A principal aposta do mercado é que o ativo fique com a CPFL Energia, que já opera no Rio Grande do Sul e pode obter volume maior de sinergias. “A CPFL, por já operar a RGE, pode extrair eficiências em áreas como central de controle, atendimento a clientes e otimização de pessoal de manutenção, que outros players não poderiam garantir na mesma escala”, disse o analista da XP Investimentos, Gabriel Francisco.

Ele lembra que o grupo é forte gerador de caixa e tem como acionista a chinesa State Grid, com forte poder de fogo, demonstrado no recente leilão da Companhia Energética de Brasília (CEB), quando disputou fortemente o ativo, sendo ao final superada pela Neoenergia por uma pequena diferença.

“A CPFL é candidata natural, mas não se pode descartar o interesse de outros grupos privados, tendo em vista a escassez de ativos de distribuição”, acrescentou Fonseca. Equatorial e Energisa já declararam estudar o ativo e possuem bom histórico de recuperação de distribuidoras. A Neoenergia também já indicou interesse na CEEE-D, mas, após arrematar a CEB, o presidente Mario Ruiz-Tagle, afirmou, sobre eventual participação no próximo leilão, que “no momento, a companhia vai se concentrar” na distribuidora recém-conquistada.

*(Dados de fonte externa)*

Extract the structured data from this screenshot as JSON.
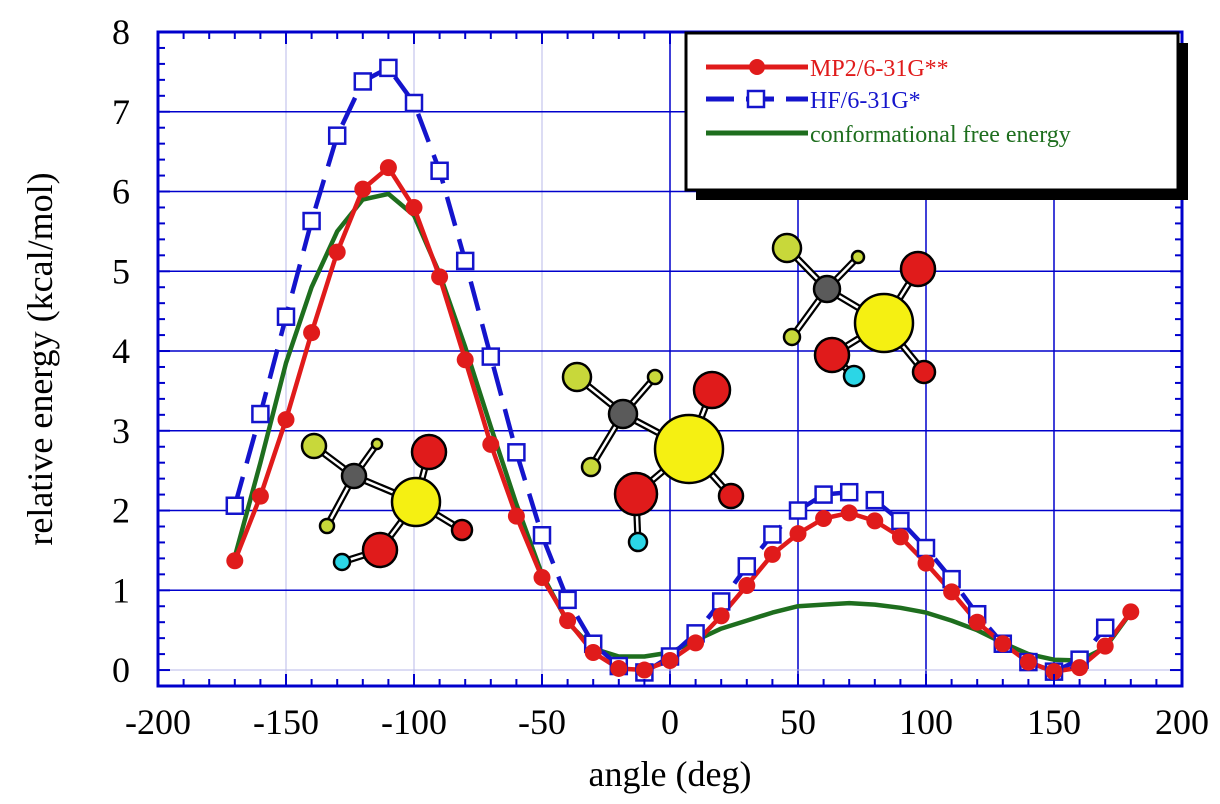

O governo gaúcho também pretende vender os ativos de geração e transmissão reunidos na CEEE-GT, mas esse processo está mais atrasado. No início de dezembro, o governador Eduardo Leite (PSDB) indicou que o edital de privatização desta empresa seria publicado até março do ano que vem.

Amapá

Na distribuição, outro ativo com perspectiva de ser privatizado em breve é a Companhia de Eletricidade do Amapá (CEA). Operando sem contrato de concessão desde 2015 e acumulando dívidas, a empresa precisa ser privatizada até o fim de junho de 2021. A data está prevista na Medida Provisória 998, que ainda depende de aval do Senado. O texto determina também que, após a licitação, o governo estadual vai ter de concluir a transferência de controle da empresa para o novo concessionário até o fim do próximo ano.

A MP traz ainda um “plano B”, caso o leilão fracasse. Neste caso, a Aneel vai autorizar, preferencialmente por meio de um processo competitivo simplificado, que o serviço de distribuição seja prestado em caráter emergencial.

Na visão de especialistas, a atratividade do leilão depende do governo reduzir os riscos do negócio na elaboração do edital. A empresa possui passivos superiores a R$ 2 bilhões, com destaque para dívidas junto à BR Distribuidora e à Petrobrás. A expectativa agora é de que o governo federal possa dar algum tipo de ajuda.

Dado o grau de complexidade da situação da distribuidora, Fonseca, da XP, considera que o ativo atrairia interesse restrito, sobretudo de empresas especializadas em recuperação de concessões “ultracomplexas”. Neste caso, despontam empresas como Equatorial e Energisa, que adquiriram distribuidoras ex-Eletrobrás no Norte e Nordeste do País. O analista destacou, no entanto, que os ativos que foram da Eletrobrás mais complexos, como Amazonas e Roraima, ficaram na mão da Oliveira Energia, uma novata no setor. “A Equatorial tem a melhor disciplina de capital do setor, não acredito que faria um movimento que poderia destruir valor para o acionista”, disse.

As informações são do jornal O Estado de S. Paulo.